Un dimanche pas comme les autres
Ce roman, de prime abord, semble dans la grande tradition du roman anglais. Il en garde d’ailleurs les qualités, les perspectives sociales et un certain décor sophistiqué. Mais le livre fait tout autant penser à Blow up d’Antonioni au moment où lui aussi lorgnait vers les îles britanniques. Le récit manie les temps (passé et futur) avec subtilité au sein du point pourtant fixe et limité du moment de l’histoire : un dimanche ensoleillé du 30 mars 1924 dans le comté aristocratique du Berkshire.
Les employés y sont à demeure sauf ce dimanche précis : celui des mères (auxquels ils rendent visite une fois l’an). Durant ce bref week-end, les maîtres sont forcément gênés dans leurs vacations et pour le supporter s’invitent les uns les autres : ici les Niven et les Sheringham se retrouvent chez les Hobday dont la fille Emma doit sous peu épouser Paul le fils des Sheringham. Mais le lecteur est éloigné de la réunion des familles. L’auteur focalise l’attention uniquement sur la servante des Niven, Jane Fairchild.
L’héroïne du roman est l’amante cachée de Paul, le futur marié. Abandonnée à sa naissance et engagée dans ce qui lui parut un palais “où elle apprit tout ce qu’il fallait savoir sur les émissions nocturnes”.», Jane n’a donc personne à visiter en un tel dimanche. Et lorsqu’elle est sur le point d’emprunter un livre de Joseph Conrad dans la belle bibliothèque de ses maîtres, elle reçoit un coup de fil de Paul afin qu’elle le rejoigne dans le manoir vide.
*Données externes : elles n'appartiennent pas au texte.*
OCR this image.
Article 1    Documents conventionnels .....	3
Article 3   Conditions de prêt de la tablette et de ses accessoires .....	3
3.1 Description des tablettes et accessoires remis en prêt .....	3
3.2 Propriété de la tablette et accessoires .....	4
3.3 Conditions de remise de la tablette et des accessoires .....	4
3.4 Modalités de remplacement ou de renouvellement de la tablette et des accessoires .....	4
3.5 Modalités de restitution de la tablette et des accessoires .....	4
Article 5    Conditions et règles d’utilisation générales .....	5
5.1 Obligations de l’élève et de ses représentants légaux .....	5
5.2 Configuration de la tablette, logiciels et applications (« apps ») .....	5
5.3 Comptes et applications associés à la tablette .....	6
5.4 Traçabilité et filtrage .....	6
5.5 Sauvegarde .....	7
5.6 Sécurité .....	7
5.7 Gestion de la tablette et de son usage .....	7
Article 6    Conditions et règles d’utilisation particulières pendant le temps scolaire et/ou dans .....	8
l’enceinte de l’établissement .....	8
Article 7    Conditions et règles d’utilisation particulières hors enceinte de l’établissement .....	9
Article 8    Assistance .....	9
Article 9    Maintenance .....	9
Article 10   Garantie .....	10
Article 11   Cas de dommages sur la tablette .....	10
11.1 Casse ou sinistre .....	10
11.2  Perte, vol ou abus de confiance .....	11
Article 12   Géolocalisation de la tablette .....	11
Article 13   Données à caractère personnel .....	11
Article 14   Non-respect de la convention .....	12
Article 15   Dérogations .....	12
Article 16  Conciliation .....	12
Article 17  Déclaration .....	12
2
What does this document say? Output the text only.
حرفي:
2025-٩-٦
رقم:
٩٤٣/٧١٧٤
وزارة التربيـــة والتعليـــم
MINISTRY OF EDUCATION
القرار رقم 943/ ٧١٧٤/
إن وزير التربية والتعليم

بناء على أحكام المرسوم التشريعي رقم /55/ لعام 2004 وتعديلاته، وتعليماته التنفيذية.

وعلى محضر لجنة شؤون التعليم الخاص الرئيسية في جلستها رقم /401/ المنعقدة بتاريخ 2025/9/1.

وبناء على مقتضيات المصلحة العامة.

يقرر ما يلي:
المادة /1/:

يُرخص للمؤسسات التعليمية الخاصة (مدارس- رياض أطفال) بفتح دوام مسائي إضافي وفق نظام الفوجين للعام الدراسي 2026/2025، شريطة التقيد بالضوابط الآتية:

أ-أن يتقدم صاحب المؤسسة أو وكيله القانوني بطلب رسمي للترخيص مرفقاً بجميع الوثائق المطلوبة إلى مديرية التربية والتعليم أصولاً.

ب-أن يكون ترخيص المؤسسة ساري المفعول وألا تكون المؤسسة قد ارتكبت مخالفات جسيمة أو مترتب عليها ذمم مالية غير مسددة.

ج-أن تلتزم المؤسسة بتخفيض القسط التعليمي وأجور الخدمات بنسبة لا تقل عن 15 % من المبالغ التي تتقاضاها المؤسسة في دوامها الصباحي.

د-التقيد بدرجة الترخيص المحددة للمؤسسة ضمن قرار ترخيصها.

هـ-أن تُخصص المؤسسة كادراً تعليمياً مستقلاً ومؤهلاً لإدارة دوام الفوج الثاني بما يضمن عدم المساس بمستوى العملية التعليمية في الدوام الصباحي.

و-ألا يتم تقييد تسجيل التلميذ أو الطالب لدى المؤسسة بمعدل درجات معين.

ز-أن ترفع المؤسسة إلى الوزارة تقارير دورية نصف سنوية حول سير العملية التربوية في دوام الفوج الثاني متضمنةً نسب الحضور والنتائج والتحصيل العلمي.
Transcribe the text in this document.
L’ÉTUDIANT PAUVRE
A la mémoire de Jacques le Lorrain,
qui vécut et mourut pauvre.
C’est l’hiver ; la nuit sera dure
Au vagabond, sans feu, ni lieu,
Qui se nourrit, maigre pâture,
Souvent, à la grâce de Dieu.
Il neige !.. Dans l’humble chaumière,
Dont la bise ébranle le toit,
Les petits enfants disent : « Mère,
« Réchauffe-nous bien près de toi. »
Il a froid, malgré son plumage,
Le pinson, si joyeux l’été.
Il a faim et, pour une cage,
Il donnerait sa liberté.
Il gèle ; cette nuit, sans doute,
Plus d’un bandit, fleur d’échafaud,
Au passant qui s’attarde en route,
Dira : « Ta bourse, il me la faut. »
C’est la première fois qu’un tel rendez-vous a lieu. Tout se passe bien, l’héroïne est à la fois actante et spectatrice de cet après-midi ensoleillé. Puis, Jane regarde son amant se rhabiller — car il doit rejoindre sa promise. Il laisse à sa maîtresse le loisir de rester jusqu’au soir dans la maison. Elle explore alors les différentes pièces où les objets battent en retraite car « ils n’avaient vu chose pareille : une femme nue descendant l’escalier ». Bref, le lecteur se retrouve autant chez Duchamp que chez Virginia Woolf jusqu’à ce que l’héroïne quitte le manoir « caressant la rampe, moins pour s’y appuyer que pour en apprécier le toucher délicat ».
Sous ce prétexte, l’auteur crée par l’effet d’instantané un panoramique d’une existence qui durera presque cent ans. Le lecteur accompagne ainsi celle qui est entrée dans la vie « sans même un nom, sans même connaître sa vraie date de naissance » mais dont la vie se termine dans le roman en de superbes pages. Incidemment, l’éros glisse de l’individuel au collectif et le plaisir à une discrète satire.
La mélancolie du monde s’en trouve présente mais modifiée. Le roman — en hommage à Conrad — joue, sur ou contre les idées reçues. Mais un flot emporte vers un lieu où le centre de l’amour ne coïncide pas toujours avec celui de la vie. Mais, après tout, cela importe peu. La sexualité est donc et à la fois faite d’ombres et de leur contraire. Et il ne faut pas s’en faire si l’évanescence se désagrège parfois dans l’hypothèse du réel comme promesse non tenue. Si bien que la critique du réel perd la face devant un plaisir de lecture et d’existence Tout ici ignore la honte et l’enlisement. Et c’est subtilement pervers.
jean-paul gavard-perret
Graham Swift, Le dimanche des mères, trad. anglais Marie-Odile Fortier-Masek, Gallimard, 2017, 142 p. - 14,50 €.